Students Question Reasoning Behind New 'Diversity' Job at Texas A&M
by Jim Brown
November 24, 2003
(AgapePress) - Conservative students at Texas A&M University are protesting the appointment of a new "diversity" official on campus.Last week, James Anderson was installed as Texas A&M's Vice President of Institutional Diversity. The chairman of the campus group Young Conservatives, Matt Maddox, says while administrators have not explained the need for the new "diversity" post, he believes the new VP will be responsible for giving racial preferences to minorities -- which his group opposes.
"The only thing that we've been able to get out of our president is that he's going to use the new vice president position to make the A&M student body and faculty look like the demographics of the State of Texas," Maddox says. "In other words, he wants us to exactly mirror the state census statistics which, in essence, [means] quotas."
Maddox says among other things, the new vice president will be enforcing a 30% quota for minority hiring in the engineering department. He is convinced that students at A&M feel their academic programs are being put on the backburner in favor of the diversity post created for Anderson.

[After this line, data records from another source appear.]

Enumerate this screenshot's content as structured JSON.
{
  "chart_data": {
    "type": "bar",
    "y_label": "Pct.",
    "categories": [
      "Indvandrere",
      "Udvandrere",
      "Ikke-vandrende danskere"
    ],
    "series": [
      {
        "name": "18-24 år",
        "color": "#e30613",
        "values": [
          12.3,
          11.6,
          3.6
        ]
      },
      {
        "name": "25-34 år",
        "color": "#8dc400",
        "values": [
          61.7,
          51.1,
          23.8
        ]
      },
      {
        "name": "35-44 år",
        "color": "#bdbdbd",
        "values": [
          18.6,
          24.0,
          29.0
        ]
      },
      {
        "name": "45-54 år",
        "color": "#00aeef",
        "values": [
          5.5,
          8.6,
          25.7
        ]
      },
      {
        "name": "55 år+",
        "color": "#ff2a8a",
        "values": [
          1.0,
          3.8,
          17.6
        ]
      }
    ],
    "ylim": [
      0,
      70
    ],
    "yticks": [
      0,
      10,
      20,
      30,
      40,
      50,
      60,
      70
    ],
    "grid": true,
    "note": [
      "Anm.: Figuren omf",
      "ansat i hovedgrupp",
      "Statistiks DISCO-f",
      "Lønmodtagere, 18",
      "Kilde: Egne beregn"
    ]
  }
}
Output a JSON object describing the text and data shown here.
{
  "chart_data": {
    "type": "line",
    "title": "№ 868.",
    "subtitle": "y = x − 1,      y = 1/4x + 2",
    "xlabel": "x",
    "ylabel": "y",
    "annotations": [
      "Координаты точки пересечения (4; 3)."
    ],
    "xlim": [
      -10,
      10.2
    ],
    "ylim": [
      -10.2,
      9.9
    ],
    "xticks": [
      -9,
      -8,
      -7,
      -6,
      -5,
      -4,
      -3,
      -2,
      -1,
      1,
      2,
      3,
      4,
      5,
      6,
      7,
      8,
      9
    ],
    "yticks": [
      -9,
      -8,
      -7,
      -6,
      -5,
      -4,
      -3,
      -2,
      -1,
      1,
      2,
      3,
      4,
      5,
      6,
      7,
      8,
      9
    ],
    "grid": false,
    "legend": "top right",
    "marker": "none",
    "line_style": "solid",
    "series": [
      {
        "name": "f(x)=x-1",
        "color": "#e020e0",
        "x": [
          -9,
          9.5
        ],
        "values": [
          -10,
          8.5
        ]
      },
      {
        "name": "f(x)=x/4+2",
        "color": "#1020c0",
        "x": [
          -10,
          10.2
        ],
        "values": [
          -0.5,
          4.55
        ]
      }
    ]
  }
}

"A&M is well known for its agricultural programs, and just this past semester the dairy sciences program [was] cut when administrators cited expenses of somewhere around $50,000 a year to operate," the student leader says. "And the journalism department ... is actually being cut as well -- costs of $150,000 [a year] were cited [as the reason]. The salary for [the new post] alone is going to be $170,000."
In protest of the newly created post, Young Conservatives held an "Affirmative Action Bake Sale" where white males were charged $1 for a cookie. The same kind of cookie was sold to white females for 75 cents, to Hispanics for 50 cents, and to African-Americans for a quarter.